Vous qui, benoîtement, vous enfoncez dans des habitudes confortables, que ce soit en termes de lecture, de définition et d’objet en ce qui concerne la bande dessinée, attendez-vous à être un peu surpris. Si le travail de Chris Ware est certes sémantiquement une "bande dessinée" au sens propre du terme, c’est à dire qu’il correspond à une histoire racontée par une suite de dessins, il en est autrement dans la façon dont il est structuré, présenté, proposé à être consommé.
Jusqu’ici, la bande dessinée offrait des supports imprimés (journaux, albums...) ou numériques. Chacun ont permis bon nombre d’approches expérimentales, de Gustave Doré à Winsor McCay, de George Herriman à Scott McCloud.
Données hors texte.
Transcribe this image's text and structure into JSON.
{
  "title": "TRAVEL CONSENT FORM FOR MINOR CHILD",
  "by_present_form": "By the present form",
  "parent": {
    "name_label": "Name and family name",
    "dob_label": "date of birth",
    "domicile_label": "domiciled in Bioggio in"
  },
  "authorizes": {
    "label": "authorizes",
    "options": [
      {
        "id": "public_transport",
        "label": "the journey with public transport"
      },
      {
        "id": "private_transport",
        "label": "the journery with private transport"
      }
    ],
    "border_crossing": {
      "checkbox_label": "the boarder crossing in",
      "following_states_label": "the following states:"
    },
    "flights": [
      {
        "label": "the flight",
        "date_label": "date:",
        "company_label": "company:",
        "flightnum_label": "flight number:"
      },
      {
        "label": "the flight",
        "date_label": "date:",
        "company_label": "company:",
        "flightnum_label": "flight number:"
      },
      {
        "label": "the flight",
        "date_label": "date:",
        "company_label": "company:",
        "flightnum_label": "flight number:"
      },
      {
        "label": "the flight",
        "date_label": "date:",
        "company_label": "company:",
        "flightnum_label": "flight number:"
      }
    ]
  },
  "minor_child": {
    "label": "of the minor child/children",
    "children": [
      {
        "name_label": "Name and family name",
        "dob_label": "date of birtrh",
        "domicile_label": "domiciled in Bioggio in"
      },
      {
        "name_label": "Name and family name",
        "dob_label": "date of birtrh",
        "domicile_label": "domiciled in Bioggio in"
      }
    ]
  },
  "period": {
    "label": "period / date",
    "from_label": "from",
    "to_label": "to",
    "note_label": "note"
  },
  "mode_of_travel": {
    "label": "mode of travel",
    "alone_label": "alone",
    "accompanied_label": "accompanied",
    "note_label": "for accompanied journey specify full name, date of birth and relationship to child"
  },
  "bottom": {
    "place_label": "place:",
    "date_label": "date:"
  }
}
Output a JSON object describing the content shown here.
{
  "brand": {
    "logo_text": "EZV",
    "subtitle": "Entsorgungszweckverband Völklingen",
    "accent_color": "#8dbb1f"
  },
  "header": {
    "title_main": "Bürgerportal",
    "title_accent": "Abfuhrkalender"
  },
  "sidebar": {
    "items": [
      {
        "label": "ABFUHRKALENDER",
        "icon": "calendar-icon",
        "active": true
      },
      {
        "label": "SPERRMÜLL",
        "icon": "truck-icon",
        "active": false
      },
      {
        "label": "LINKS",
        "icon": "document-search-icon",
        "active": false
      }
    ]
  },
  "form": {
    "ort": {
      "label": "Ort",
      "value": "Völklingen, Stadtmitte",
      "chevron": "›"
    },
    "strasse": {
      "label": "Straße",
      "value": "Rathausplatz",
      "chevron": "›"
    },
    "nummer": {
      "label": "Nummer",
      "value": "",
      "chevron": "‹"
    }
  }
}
Mais aucune n’avait, comme Chris Ware ici, autant mis ses lecteurs littéralement en boîte.
Buildings porte bien son nom : il s’agit de constructions. De maisons où habitent les personnages : projections et plans, perspectives cavalières, reconstitutions spatiales...Des histoires qui figurent dans cette boîte, lesquelles sont publiées sur divers supports et formats différents, quatorze en tout : carton, petits strips, faux journal, parodie de livre de premier âge pour les enfants, bandelettes... Chacun raconte une histoire qui s’emboîtent aux autres dans un projet commun et prédéfini, comme les pièces énigmatiques d’un puzzle, de moins en moins raccord à fur et à mesure que le récit progresse.
Les séquences temporelles s’organisent en histoires-gigognes qui jouent avec le passé et le présent. Il n’est pas jusqu’aux personnages qui ne doivent se construire, en dépit des accidents de la vie. On suit l’héroïne, handicapée portant prothèse, et Phil, son mari qui, tous les jours, rentre tard à cause d’un travail à l’avenir précaire. Ils ont une fille, Lucy, qui trouve que les garçons devraient s’intéresser un peu moins à l’amour et un peu plus à la vie...
Ils doivent construire leur vie dans cette banlieue de Chicago où plane le souvenir de l’architecte Frank Lloyd Wright, de l’écrivain Hemingway et d’Obama devenu président sans que les Américains ne voient la crise se réduire, leurs conditions de vie s’améliorer.
Construire et déconstruire sont les maîtres-mot de cet ouvrage à la structure extrêmement sophistiquée, tout en rappels, en effets de miroir, en chevauchements, dans cette Ligne Claire qui relève davantage de George McManus et de Joost Swarte que d’Hergé et dont la perfection formelle sécrète une poétique intranquille.
Dans sa dédicace, l’auteur remercie sa maman Clara Louise Ware de lui avoir conseillé de sortir de la maison de temps en temps : "...ou tu finiras par perdre ta source de pollinisation" disait-elle. C’est exactement cela Building Stories : une œuvre-fleur épanouie que le lecteur peut butiner indéfiniment.
Chris Ware a décroché pas moins de quatre Eisner Awards à la dernière sélection de San Diego. Il est à nouveau sélectionné à Angoulême où il avait réussi en 2003 à remporter le Prix du meilleur album et le Prix ACBD de la critique. On ne serait pas étonné qu’il reconduise cet exploit cette année-ci.